AI Industry ·Tech Startups

Humanoids quietly cross from demo videos to factory orders

AnalysisShanghai-based Robot Era closed a Series C of more than $200 million on April 27, led by logistics giant SF Express, just six weeks after a $146 million Series B that put the company above a $1.4 billion valuation. Total raised is now around $346 million. Sereact added a $110 million Series B for industrial robotics brains the same day. Robot Era's Tsinghua-incubated L7 humanoid has reportedly attracted over $70 million in commercial orders, the kind of number that distinguishes a working product from a CES dance routine. Behind the headline funding, the structural shift is who is buying. Logistics operators and automakers, not venture funds, are now writing the checks because they need bodies that work three shifts. Goldman Sachs already noted humanoid manufacturing costs fell 40% from 2023 to 2024.
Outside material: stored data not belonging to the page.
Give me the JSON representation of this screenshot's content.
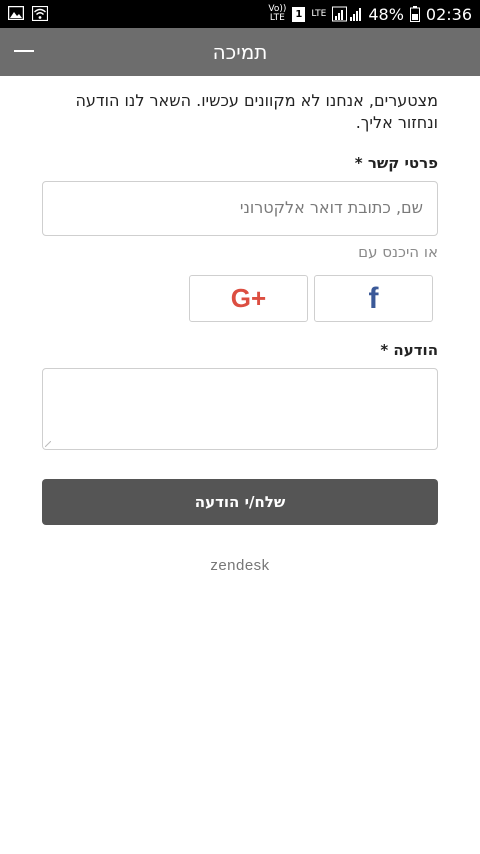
{
  "status_bar": {
    "volte_top": "Vo))",
    "volte_bottom": "LTE",
    "sim_badge": "1",
    "lte": "LTE",
    "battery": "48%",
    "time": "02:36"
  },
  "app_bar": {
    "title": "תמיכה"
  },
  "form": {
    "intro": "מצטערים, אנחנו לא מקוונים עכשיו. השאר לנו הודעה ונחזור אליך.",
    "contact_label": "פרטי קשר *",
    "contact_placeholder": "שם, כתובת דואר אלקטרוני",
    "signin_with": "או היכנס עם",
    "facebook_glyph": "f",
    "google_glyph": "G+",
    "message_label": "הודעה *",
    "submit_label": "שלח/י הודעה"
  },
  "footer": {
    "brand": "zendesk"
  },
  "colors": {
    "app_bar": "#6d6d6d",
    "submit_button": "#555555",
    "facebook": "#3b5998",
    "google_plus": "#dc4e41"
  },
  "icons": [
    "image-icon",
    "wifi-icon",
    "sim-icon",
    "signal-icon",
    "battery-icon",
    "menu-icon",
    "facebook-icon",
    "google-plus-icon",
    "resize-handle-icon"
  ]
}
AI Agents ·OpenAI release notes

Sales reps now build their own coworkers

AnalysisOpenAI is rolling out Workspace agents in research preview to ChatGPT Business, Enterprise, Edu, and Teachers plans, free until May 6 before credit-based pricing starts. The example case: a Rippling sales consultant built and iterated a Sales Opportunity agent end to end, with no engineering team, that researches accounts, summarizes Gong call recordings, and drops deal briefs into Slack. Tasks that previously consumed five to six hours a week per rep now run in the background. Workspace agents complement Codex (now powered by GPT-5.5) and the recently expanded ChatGPT integrations with Box, Notion, Linear, and Dropbox that added write capabilities. The throughline: the line between a power user spreadsheet and an autonomous coworker is dissolving, and OpenAI is racing Anthropic's Claude Cowork to own the space where every salaried employee builds agents in plain English.